AFAIK, I've never reported this before. I just discovered it today.

    AFAICS, this is how the code is supposed to work,

That would be very poor design indeed. Tooltips should always be only
temporary, and they should restore the state that existed before they are
displayed - wherever they are displayed.

Besides, there is no tooltip actually shown here, and there is no reason to
display any. A fortiori, there is no reason for the tooltip code to
(permanently) wipe out the echo area, especially when it has no message to
display.

    but for some strange reason I couldn't understand, the results
    on GNU/Linux are different.

    > My guess is that some tooltip that is not even seen is somehow being
    > displayed in the echo area, and that is wiping out the message.

    No need for guessing anymore: I've seen in the code that the echo area
    is cleared (IIRC, because some of the menu items don't have help
    echo).

That's unacceptable. I don't understand your remark in parens (there is no
menu involved in what I reported), but there is no reason to implement bad
design, no matter what help-echo bug might exist for menu items.
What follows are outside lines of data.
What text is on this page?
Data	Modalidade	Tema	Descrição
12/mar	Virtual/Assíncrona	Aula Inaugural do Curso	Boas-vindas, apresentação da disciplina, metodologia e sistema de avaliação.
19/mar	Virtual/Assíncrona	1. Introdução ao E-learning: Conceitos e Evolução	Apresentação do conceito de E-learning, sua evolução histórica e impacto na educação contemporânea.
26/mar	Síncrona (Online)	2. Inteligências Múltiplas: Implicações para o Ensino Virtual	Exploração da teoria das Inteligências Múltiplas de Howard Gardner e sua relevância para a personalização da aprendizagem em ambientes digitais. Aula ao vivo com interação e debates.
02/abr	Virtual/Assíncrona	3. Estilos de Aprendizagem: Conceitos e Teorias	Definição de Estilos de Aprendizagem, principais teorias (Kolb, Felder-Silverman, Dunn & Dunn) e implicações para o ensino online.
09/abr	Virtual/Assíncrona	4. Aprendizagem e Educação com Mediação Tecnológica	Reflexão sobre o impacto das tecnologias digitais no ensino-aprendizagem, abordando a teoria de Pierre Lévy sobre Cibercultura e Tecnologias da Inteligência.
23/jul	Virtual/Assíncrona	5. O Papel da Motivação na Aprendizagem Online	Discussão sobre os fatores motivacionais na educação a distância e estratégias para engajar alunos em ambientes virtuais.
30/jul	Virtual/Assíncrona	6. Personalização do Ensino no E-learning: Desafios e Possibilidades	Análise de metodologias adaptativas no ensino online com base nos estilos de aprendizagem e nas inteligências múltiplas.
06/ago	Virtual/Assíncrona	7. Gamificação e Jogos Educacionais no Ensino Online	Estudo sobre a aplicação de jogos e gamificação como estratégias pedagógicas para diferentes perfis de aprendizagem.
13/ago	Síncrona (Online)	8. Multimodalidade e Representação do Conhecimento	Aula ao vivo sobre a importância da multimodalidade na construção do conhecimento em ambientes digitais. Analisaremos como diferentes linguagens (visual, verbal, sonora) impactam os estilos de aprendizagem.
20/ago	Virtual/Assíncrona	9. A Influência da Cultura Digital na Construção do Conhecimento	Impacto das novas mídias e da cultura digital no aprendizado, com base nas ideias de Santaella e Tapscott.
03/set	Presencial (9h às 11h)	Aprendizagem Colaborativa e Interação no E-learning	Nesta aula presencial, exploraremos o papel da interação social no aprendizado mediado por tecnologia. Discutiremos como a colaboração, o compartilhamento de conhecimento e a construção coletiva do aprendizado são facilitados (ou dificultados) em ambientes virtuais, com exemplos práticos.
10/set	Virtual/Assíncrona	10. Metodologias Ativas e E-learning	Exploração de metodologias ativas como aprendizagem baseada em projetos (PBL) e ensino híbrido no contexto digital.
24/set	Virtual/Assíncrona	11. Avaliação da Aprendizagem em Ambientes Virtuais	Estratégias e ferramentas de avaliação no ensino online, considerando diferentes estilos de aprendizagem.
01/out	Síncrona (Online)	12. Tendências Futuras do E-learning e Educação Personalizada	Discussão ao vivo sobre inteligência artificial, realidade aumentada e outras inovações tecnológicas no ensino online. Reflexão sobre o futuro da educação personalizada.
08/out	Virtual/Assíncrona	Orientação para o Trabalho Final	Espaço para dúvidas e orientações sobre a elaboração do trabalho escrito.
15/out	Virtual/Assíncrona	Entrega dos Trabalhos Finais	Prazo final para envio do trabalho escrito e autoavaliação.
    I need help from someone who has an easy access to a Unix or GNU/Linux
    machine and can explain why the echo area isn't cleared there in the
    example you posted, like it is on Windows.  The code clearly shows
    that we intentionally clear the echo area.

No, that is the wrong approach. Don't try to figure out how to break things
on GNU/Linux. Please try to figure out how to fix the design flaw on
Windows.

It makes absolutely no sense for tooltip code to cause loss of important
messages in the echo area. Let's not lose sight of what's important:
Tooltips are secondary; intentional messages from a program are primary. A
program cannot even stop the tooltip code from inhibiting its messages,
apparently. This is a serious design flaw.